When a good friend retired from a high-flying banking career many years ago, I was surprised by the drastic steps he took to adjust to his straitened circumstances.
Gone was the chauffeur-driven Mercedes-Benz as he learnt how to drive a Toyota Corolla. He also had to get used to the cattle class with the rest of us when he flew, after years of enjoying the comforts of first-class air travel.
I was then in my mid-30s, and watching the discomfort he had in adapting to his new lifestyle etched an indelible mark on me. What was supposed to be the best years of my friend's life - as he reaped the fruits of a lifetime of working hard and climbing the corporate ladder - had turned into a nightmare.
My friend might have been an extreme example of suffering from an anxiety attack when confronted with the travails of retirement, but most people are likely to suffer in the same way in varying degrees when they stop working.
It made me decide to live well below my means, if only to minimise the dislocations that I may have to put up with when I eventually make my own exit from working life. In hindsight, that has turned out to be a profitable move.
At one stage, I had been tempted to buy an upmarket Nissan Cefiro car but that would have required me to take a huge loan. Instead, I opted to keep my then trusty old Mazda sedan and used the money, earmarked for the car down payment, to buy shares in Tan Chong International, Nissan's local distributor.
In the 15 years since I made my investment, the stock has paid me a decent dividend every year. That was on top of its price appreciation. Had I succumbed to the temptation of buying the Cefiro, it would have been sold for scrap metal long ago. That would really be throwing a big pile of money down the drain.
I applied the same rationale when I bought Hong Kong-listed Prada shares. Some of my younger friends are decked from head to toe in Prada accessories. But rather than splurge my hard-earned money on Prada shoes, I believed that investing in the stock was a better option. Years from now, I will still have my Prada shares while my friends' Prada accessories would have long been consigned to the bin or second-hand store. Some will say that I am too much of a Scrooge, eyeing the investment opportunity when I should be pampering myself with the material comforts my money can buy while letting the future take care of itself. But that is taking for granted that we are living longer, and unless we save and invest judiciously, we may end up destitute at the end of our lives.
Even though I have done fairly well in my investments, there is still a worry at the back of my mind as to whether I would have accumulated a sufficient nest egg when I stop working. This is not an isolated concern. Going broke in retirement is probably one of the biggest fears for most of us.
A survey last year by British lender HSBC showed that about 17 per cent of Singaporeans said they could not afford to retire.

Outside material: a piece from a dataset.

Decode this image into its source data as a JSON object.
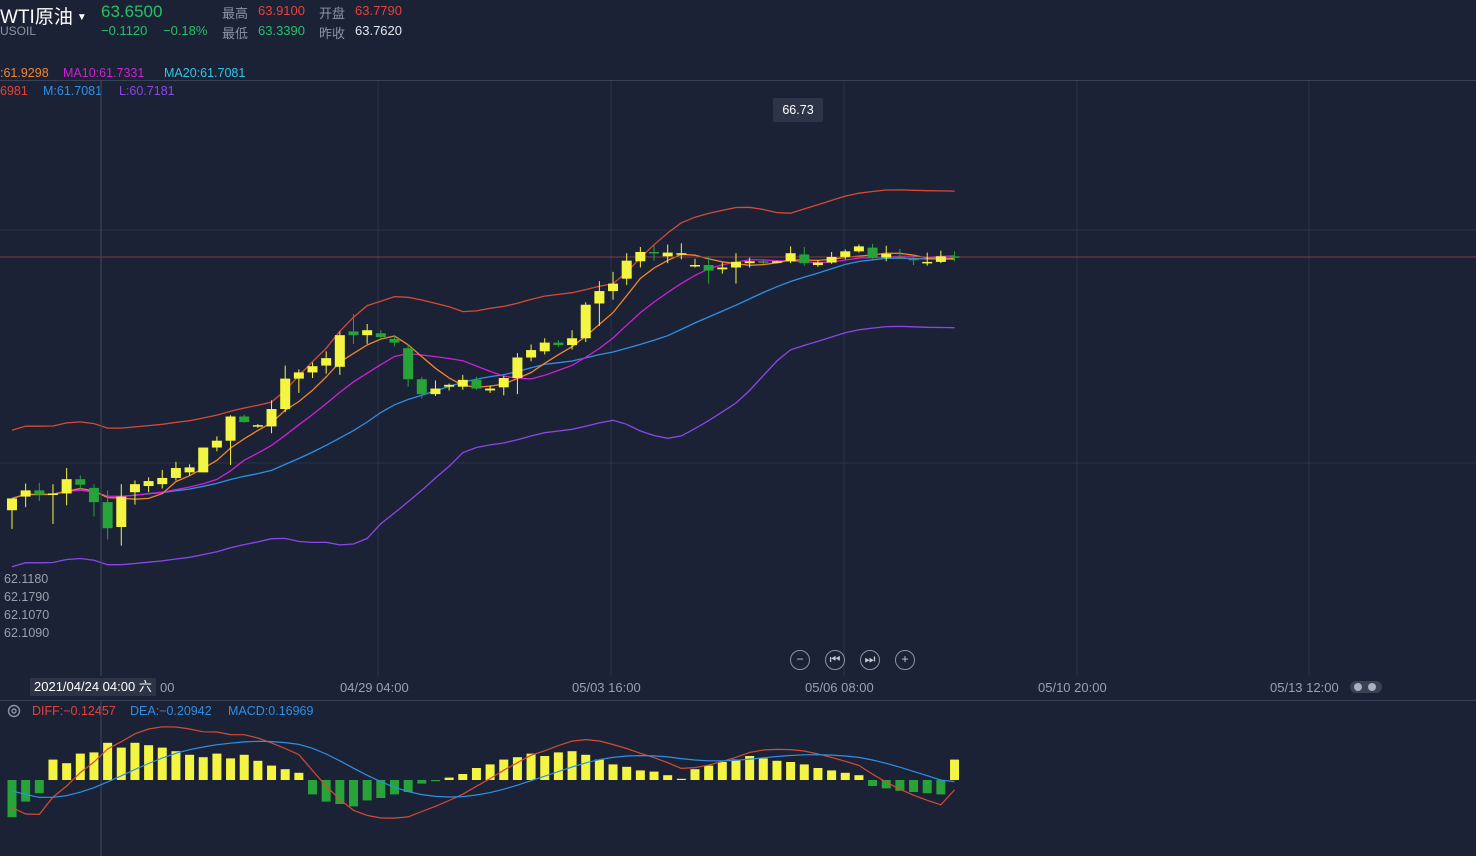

Separately, a survey by insurance giant Manulife last year showed that while Singaporeans expect to be in retirement for about 18 years, they estimate that their savings would last only 12 years.
This probably helps explain the heated debate on the Central Provident Fund (CPF), the Minimum Sum that has to be set aside in a person's CPF retirement account when he turns 55, and whether the returns offered by CPF can outpace the rising costs of living.
But I believe the future is not all gloom and doom and there are plenty of things a person can do to try to build a nest egg on top of the savings in his CPF account. But first, it is necessary to debunk the myth that Singaporeans are not saving enough.
Last month, CIMB Securities did its own cost of living survey and concluded that a high proportion of households - 87 per cent, to be precise - do save part of their monthly income. In fact, saving for retirement is a big theme in Singapore. That does not seem to gel with the impression that we are overstretched and struggling, it said.
The bigger problem here, like everywhere else, is how we can earn a decent return on our savings in the depressingly low interest rate environment, without exposing ourselves to too much financial risk.
This dilemma is best summed up in a survey last year covering nearly 6,000 people around the world conducted by American fund manager Natixis Global Asset Management. It noted that investors have set aggressive investment targets but don't have a realistic way of achieving them.
Instead, they are torn between a desire for high unrealistic returns and insecurity about taking risks. While they like to own investments they understand well, few have in-depth investment knowledge.
Instead, they play the market the way most people bet at the racecourse or in the casino - by relying on their hunches. This can cause them to buy high and sell low as they try to time the market, whether they are trading stocks or investing in property.
I try to avoid such a pitfall by watching other people's spending habits as well as mine for clues to what to invest in. That was how I ended up with shares in Tan Chong and Prada.
Some financial advisers may recoil in horror at how I arrived at my investment decisions, but it sure beats trying to rely on using gut instinct or the hot tips regularly tossed up in the market. Will this strategy provide me with a comfy retirement eventually? I sure hope so.